In any case, the Wachowskis seriously better hope their next movie makes money. Here’s a hint: Don’t make another kid’s movie that last two hours and fifteen minutes. Unlike many, I don’t think the problem was that not enough people know Speed Racer. I think they just saw the previews and were generally unmoved. And again, people who have seen it tell me it is basically a kid’s movie, so again, why the hell would you make it two hours and a quarter. If they had shaved half an hour or more out of this, they might have had something.

  • sardu

    Maybe after this fiasco the W. Bros. will get back to making smart edgy Cohen Bros. influenced noir films. Bound is the kind of thing they should be doing.

  • Blackadder

    I don’t know what the problem is in Hollywood these days, but I’m getting tired of cheesy horror movies and gross out comedies – to say nothing of kid’s movies! – that clock in at two hours or more. B movies are supposed to be ninety minutes or less, dammit. More is not better. Even the original Pirates of the Caribbean, which I actually thought was pretty good, would have been better if a rewrite had trimmed fifteen minutes or so. For something like Speed Racer, there is no excuse.

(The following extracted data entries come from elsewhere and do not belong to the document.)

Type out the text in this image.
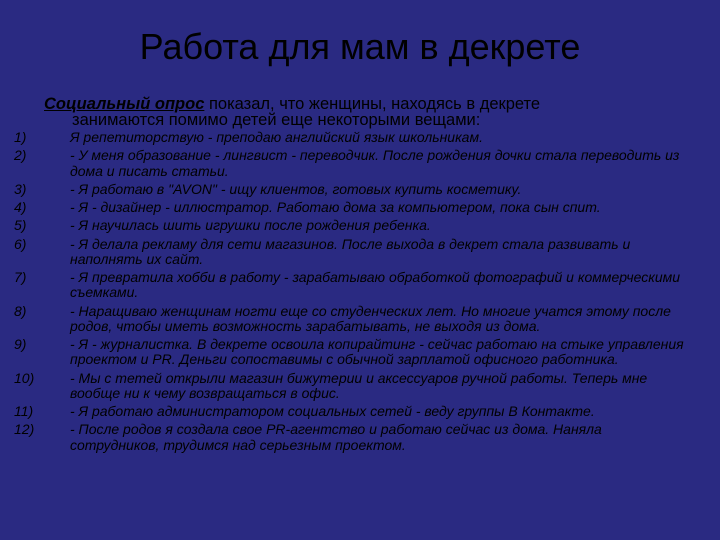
Работа для мам в декрете
Социальный опрос показал, что женщины, находясь в декрете
занимаются помимо детей еще некоторыми вещами:
1)	Я репетиторствую - преподаю английский язык школьникам.
2)	- У меня образование - лингвист - переводчик. После рождения дочки стала переводить из дома и писать статьи.
3)	- Я работаю в "AVON" - ищу клиентов, готовых купить косметику.
4)	- Я - дизайнер - иллюстратор. Работаю дома за компьютером, пока сын спит.
5)	- Я научилась шить игрушки после рождения ребенка.
6)	- Я делала рекламу для сети магазинов. После выхода в декрет стала развивать и наполнять их сайт.
7)	- Я превратила хобби в работу - зарабатываю обработкой фотографий и коммерческими съемками.
8)	- Наращиваю женщинам ногти еще со студенческих лет. Но многие учатся этому после родов, чтобы иметь возможность зарабатывать, не выходя из дома.
9)	- Я - журналистка. В декрете освоила копирайтинг - сейчас работаю на стыке управления проектом и PR. Деньги сопоставимы с обычной зарплатой офисного работника.
10)	- Мы с тетей открыли магазин бижутерии и аксессуаров ручной работы. Теперь мне вообще ни к чему возвращаться в офис.
11)	- Я работаю администратором социальных сетей - веду группы В Контакте.
12)	- После родов я создала свое PR-агентство и работаю сейчас из дома. Наняла сотрудников, трудимся над серьезным проектом.
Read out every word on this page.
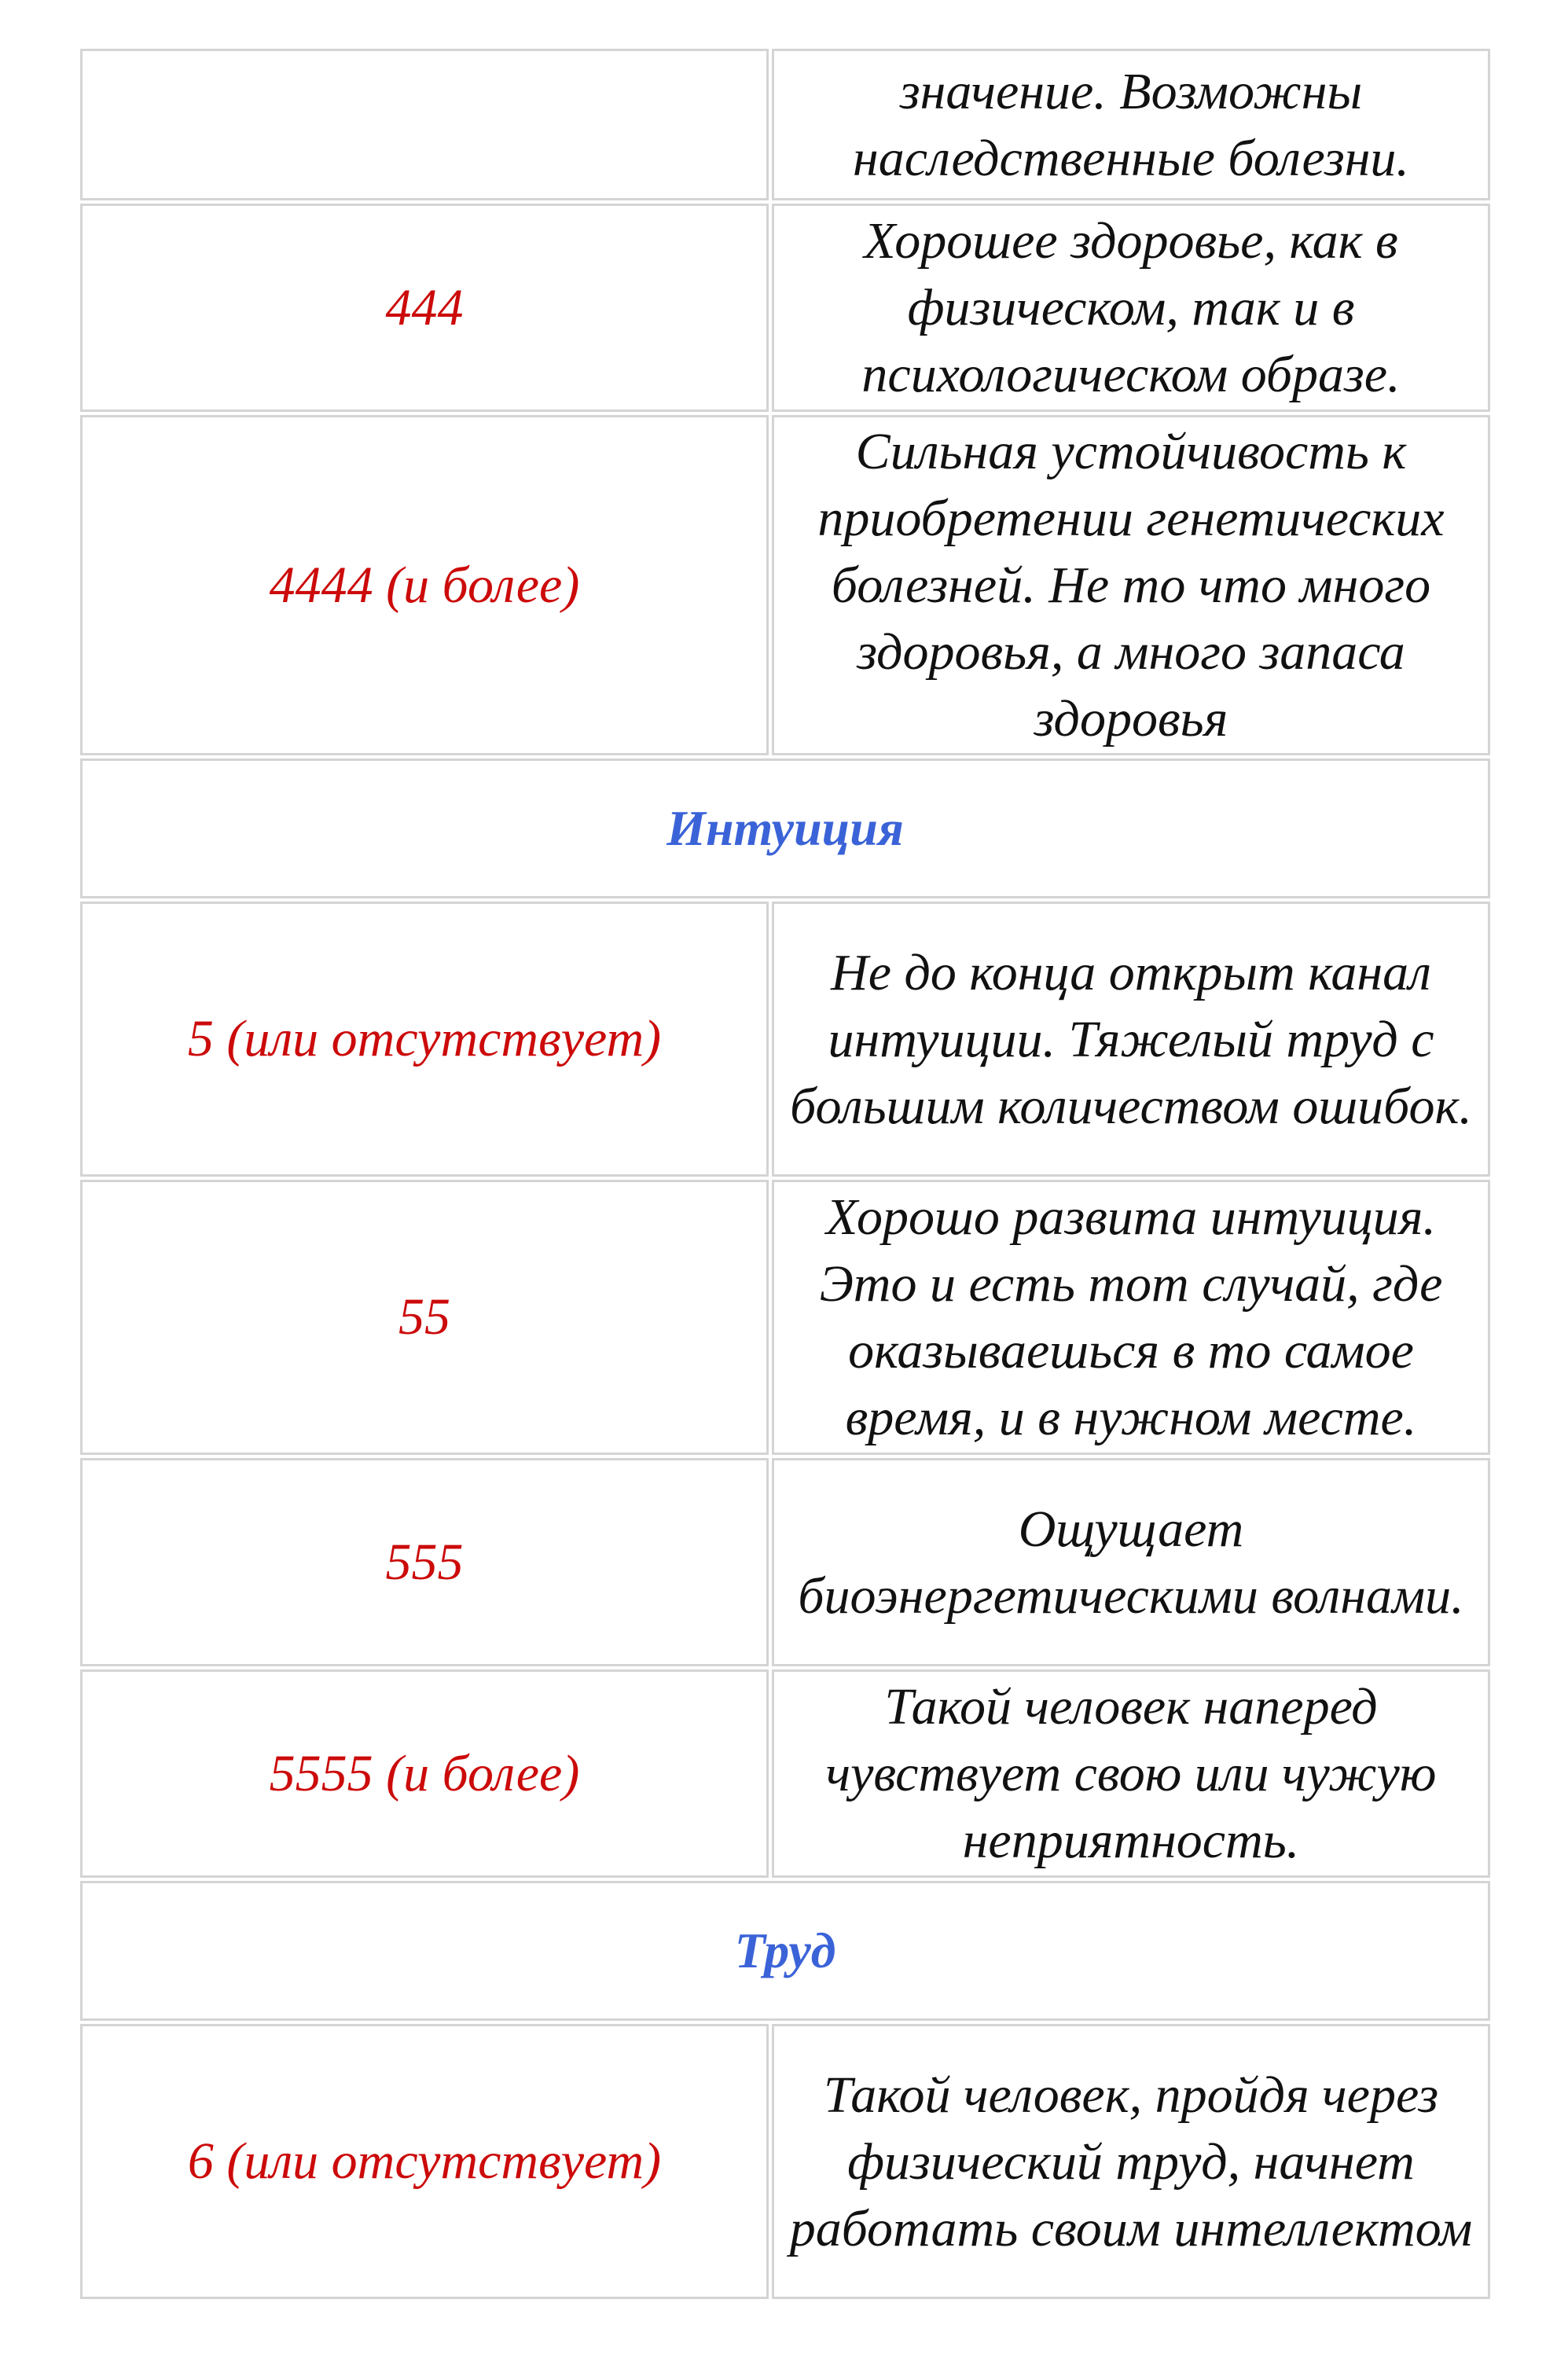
	значение. Возможны наследственные болезни.
444	Хорошее здоровье, как в физическом, так и в психологическом образе.
4444 (и более)	Сильная устойчивость к приобретении генетических болезней. Не то что много здоровья, а много запаса здоровья
Интуиция	
5 (или отсутствует)	Не до конца открыт канал интуиции. Тяжелый труд с большим количеством ошибок.
55	Хорошо развита интуиция. Это и есть тот случай, где оказываешься в то самое время, и в нужном месте.
555	Ощущает биоэнергетическими волнами.
5555 (и более)	Такой человек наперед чувствует свою или чужую неприятность.
Труд	
6 (или отсутствует)	Такой человек, пройдя через физический труд, начнет работать своим интеллектом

  • Ken, one other note to truly pounds home how much SPEED RACER bombed. Monday morning star Emilie Hirsch fired his agent and quit his big Hollywood talent agency.

  • John Nowak

    Isn’t it a little frightening that a film can be #3 in a weekend and still lose money? The economics of film are very scary…

    Another odd little bit: I collect soundtracks, and yesterday I went off to Amazon to pick up Iron Man (the soundtrack was repetitive but striking) and Speed Racer (the composer also did the soundtrack for the game Mercenaries, and I’ll get his work unheard).

    The Iron Man soundtrack was out of stock and backordered.

    Speed Racer was alread available used, for seven bucks off the new price.

  • The Wachowski bros certainly put a lot of effort into making Speed Racer… but the movie overall looked and felt like a cross between anime, a kaleidoscope, that Flintstones movie, a video game and the Dukes of Hazard

  • The Rev. D.D.

    That may be the perfect description.

    Any interest (however slight) I may have had in this film is wiped out by the length. If a movie’s going to be that long it better damn well keep me engaged the whole time, or close to it. Considering the commercials can’t even do that, I have a feeling I’m better off not bothering.